# Using MATLAB to get the fourier transform of dirac delta function

## Homework Statement

Dear all,

I have a problem when I using MATLAB to get the fourier transform of dirac delta function. below is my code.

## Homework Equations

clear all;
clc;
close all;

% t=0:0.002:2;
t=0:0.002:4;
dt=t(2)-t(1);
u=zeros(size(t));
pos0=find(t>=1,1);
u(pos0)=1/dt;

f=linspace(-.5/dt,.5/dt,length(t));
U=fftshift(fft(u))/length(t);

figure;subplot(2,1,1);hold on;plot(t,u);
subplot(2,1,2);hold on;plot(f,abs(U));

## The Attempt at a Solution

I have a doubt that why when I change the end of time to 4, the absolute value of U(f) would be the half when I set the time as 2?

Thank you very much.

Related Engineering and Comp Sci Homework Help News on Phys.org
That part's tricky and it took me a looong time to figure it out.
What they're pretty much doing in the examples where you see them divide by L is that they're actually multiplying by the sampling rate dt. It's just that in those examples where they divide by L the time ends at 1s so 1s/length(t) = dt.

Last edited:
Thanks so much.

However, if I using this way for cosine function, then it doesn't work again.
u2=1*cos(20*t);
U2=fftshift(fft(u2))*dt;

This time, when I change the time setting, the value of U2 will change.

It's so strange.

You mean when you change the end time the value given changes from 0.5 to something else?

Sorry I had that problem too and I don't understand why...
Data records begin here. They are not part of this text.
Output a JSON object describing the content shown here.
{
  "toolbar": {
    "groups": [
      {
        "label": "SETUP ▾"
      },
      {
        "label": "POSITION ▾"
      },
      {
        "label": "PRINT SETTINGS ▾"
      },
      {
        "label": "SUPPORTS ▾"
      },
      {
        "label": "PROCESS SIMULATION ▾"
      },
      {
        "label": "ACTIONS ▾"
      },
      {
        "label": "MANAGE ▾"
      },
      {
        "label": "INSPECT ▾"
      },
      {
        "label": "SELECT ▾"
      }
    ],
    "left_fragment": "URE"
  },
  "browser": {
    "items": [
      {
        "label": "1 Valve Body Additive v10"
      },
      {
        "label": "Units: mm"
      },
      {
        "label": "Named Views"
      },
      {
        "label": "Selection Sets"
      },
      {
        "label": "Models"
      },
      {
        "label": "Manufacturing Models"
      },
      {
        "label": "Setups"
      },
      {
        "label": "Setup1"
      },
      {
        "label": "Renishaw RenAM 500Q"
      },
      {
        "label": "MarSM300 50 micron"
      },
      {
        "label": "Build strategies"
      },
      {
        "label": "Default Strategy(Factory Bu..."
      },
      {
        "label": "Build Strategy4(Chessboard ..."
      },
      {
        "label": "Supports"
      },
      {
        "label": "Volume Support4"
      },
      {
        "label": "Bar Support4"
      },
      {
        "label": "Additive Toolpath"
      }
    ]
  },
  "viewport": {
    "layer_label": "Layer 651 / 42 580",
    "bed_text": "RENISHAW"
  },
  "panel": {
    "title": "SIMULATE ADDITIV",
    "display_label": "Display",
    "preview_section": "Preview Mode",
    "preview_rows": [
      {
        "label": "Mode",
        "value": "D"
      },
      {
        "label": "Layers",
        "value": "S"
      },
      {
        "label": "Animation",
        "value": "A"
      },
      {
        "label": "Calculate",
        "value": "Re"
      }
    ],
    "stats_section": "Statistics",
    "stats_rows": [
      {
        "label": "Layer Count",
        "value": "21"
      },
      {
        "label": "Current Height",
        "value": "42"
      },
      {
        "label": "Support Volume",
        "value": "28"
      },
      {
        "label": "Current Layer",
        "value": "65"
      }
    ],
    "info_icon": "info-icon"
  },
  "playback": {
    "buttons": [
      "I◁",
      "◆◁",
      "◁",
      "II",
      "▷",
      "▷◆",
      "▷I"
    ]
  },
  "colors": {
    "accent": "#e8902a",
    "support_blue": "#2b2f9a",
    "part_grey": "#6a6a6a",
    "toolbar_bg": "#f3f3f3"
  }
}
I haven't been able to find an answer to this either, but I know they discuss this topic in Digital Signal Processing classes/books.

Hi, thanks again :)

If I change from t(end)=2 to other value then U2(f) will change its amplitude if I use dt instead of length(t).
But it's ok, I will check it with books. Do you know in which book or which section they discuss this topic?

Nope sorry, I haven't taken that class yet.
But I think it should be discussed in the same section as the sampling theorem or maybe the fourier integrals.